Em outros casos, o parente desassociado talvez não faça parte da família imediata ou seja um membro da família imediata que não mora na mesma casa. Embora em raras ocasiões talvez se precise cuidar de um assunto familiar com um parente desassociado, tal contato deve restringir-se ao mínimo possível. Membros leais de uma família cristã não procuram desculpas para ter tratos com um parente desassociado que não more na mesma casa. Em vez disso, a lealdade a Jeová e à sua organização os faz seguir os princípios bíblicos relacionados com a dasassociação. Seu proceder leal visa o bem do desassociado e pode ajudá-lo a se beneficiar da disciplina recebida. — Hebreus 12:11.”

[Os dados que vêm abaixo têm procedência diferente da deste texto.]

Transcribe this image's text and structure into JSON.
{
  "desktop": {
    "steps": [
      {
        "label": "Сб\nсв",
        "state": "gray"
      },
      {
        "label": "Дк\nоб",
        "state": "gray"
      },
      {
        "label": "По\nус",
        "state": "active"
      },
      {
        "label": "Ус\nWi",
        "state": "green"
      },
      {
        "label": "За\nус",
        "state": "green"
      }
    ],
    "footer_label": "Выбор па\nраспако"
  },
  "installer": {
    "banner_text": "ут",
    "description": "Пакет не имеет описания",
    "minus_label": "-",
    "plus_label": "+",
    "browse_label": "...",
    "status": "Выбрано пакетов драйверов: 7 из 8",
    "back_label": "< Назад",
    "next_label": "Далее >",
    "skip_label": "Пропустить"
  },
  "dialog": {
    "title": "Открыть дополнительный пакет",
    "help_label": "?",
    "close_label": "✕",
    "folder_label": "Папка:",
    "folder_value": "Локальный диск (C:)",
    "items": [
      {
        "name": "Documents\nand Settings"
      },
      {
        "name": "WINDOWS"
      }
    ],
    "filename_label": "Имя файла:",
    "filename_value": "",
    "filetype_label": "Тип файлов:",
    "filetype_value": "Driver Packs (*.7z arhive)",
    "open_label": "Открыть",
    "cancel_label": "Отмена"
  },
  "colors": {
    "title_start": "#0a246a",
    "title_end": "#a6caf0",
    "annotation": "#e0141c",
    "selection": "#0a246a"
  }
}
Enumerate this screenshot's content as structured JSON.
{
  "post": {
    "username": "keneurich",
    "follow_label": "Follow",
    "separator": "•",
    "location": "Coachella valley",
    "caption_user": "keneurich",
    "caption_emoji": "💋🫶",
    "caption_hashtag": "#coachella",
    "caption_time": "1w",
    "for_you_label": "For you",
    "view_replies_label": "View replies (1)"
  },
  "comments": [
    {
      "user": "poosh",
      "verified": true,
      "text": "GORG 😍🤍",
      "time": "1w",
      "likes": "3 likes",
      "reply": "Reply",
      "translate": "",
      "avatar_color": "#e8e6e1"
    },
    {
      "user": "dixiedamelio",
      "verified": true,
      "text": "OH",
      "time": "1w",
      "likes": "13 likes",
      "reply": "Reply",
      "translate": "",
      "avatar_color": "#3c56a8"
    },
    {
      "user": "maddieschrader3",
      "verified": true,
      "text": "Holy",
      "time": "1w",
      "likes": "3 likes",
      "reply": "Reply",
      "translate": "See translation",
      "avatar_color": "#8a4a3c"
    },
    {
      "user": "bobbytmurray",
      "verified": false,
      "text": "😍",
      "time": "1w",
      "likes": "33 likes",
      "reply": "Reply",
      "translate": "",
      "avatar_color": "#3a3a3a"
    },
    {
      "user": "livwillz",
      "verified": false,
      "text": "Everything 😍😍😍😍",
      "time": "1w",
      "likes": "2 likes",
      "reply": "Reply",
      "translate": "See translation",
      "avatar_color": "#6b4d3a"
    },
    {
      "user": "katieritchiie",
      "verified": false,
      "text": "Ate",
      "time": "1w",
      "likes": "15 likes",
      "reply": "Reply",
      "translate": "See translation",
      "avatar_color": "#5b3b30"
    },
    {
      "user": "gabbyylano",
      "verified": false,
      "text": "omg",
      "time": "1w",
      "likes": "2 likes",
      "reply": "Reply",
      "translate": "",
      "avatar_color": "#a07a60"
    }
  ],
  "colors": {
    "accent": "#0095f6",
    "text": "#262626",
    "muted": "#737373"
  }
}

Desta forma, o desassociado perde todos os vínculos que ele formou dentro da seita. Não só os de amizade, mas também vínculos familiares. Não importa se for um menor. Não importa que fira o Estatuto da Criança e do Adolescente, não importa os Direitos Humanos, não importa nem o que Cristo disse, que devemos amar até nossos inimigos. (Mateus 5:44.) Não é por amor que se espera que um desassociado volte, mas por pressão, humilhação e constrangimento. Sim, na bíblia das Testemunhas de Jeová também se encontra a história do “Filho Pródigo”, só que é sistematicamente ignorada. Aliás, muito do que o Cristo disse é ignorado.

Não, não me arrependo de ter seguido a Margarida e ter prestado minhas condolências, essa é uma atitude cristã. Mesmo sabendo que iria ser ignorado. A culpa não é dela, e sim da loucura de homens megalomaníacos que se colocam no trono do Nosso Senhor e passam a julgar e condenar eu Seu lugar.

-“Um dia, Margarida, essa discriminação acaba.” Foi minha despedida.

Atitudes concretas para isso já estão sendo tomadas. Sebastião Ramos denunciou esse abuso no Ministério Público que acatou a denúncia. Você pode conferir tudo nesse link: http://extestemunhasdejeova.net/forum/viewtopic.php?f=16&t=3910

Somos um grupo de ex testemunhas que unidos lutamos contra essa segregação, além de analisar os erros doutrinais absurdos da seita.

Que o amor de Deus e de Nosso Senhor Jesus Cristo supere as injustiças cometidas em Seu Nome! Que irmãos possam se abraçar sem medo. Que a paz de Deus, que excede todo pensamento, esteja entre nós. (Filipenses 4:7).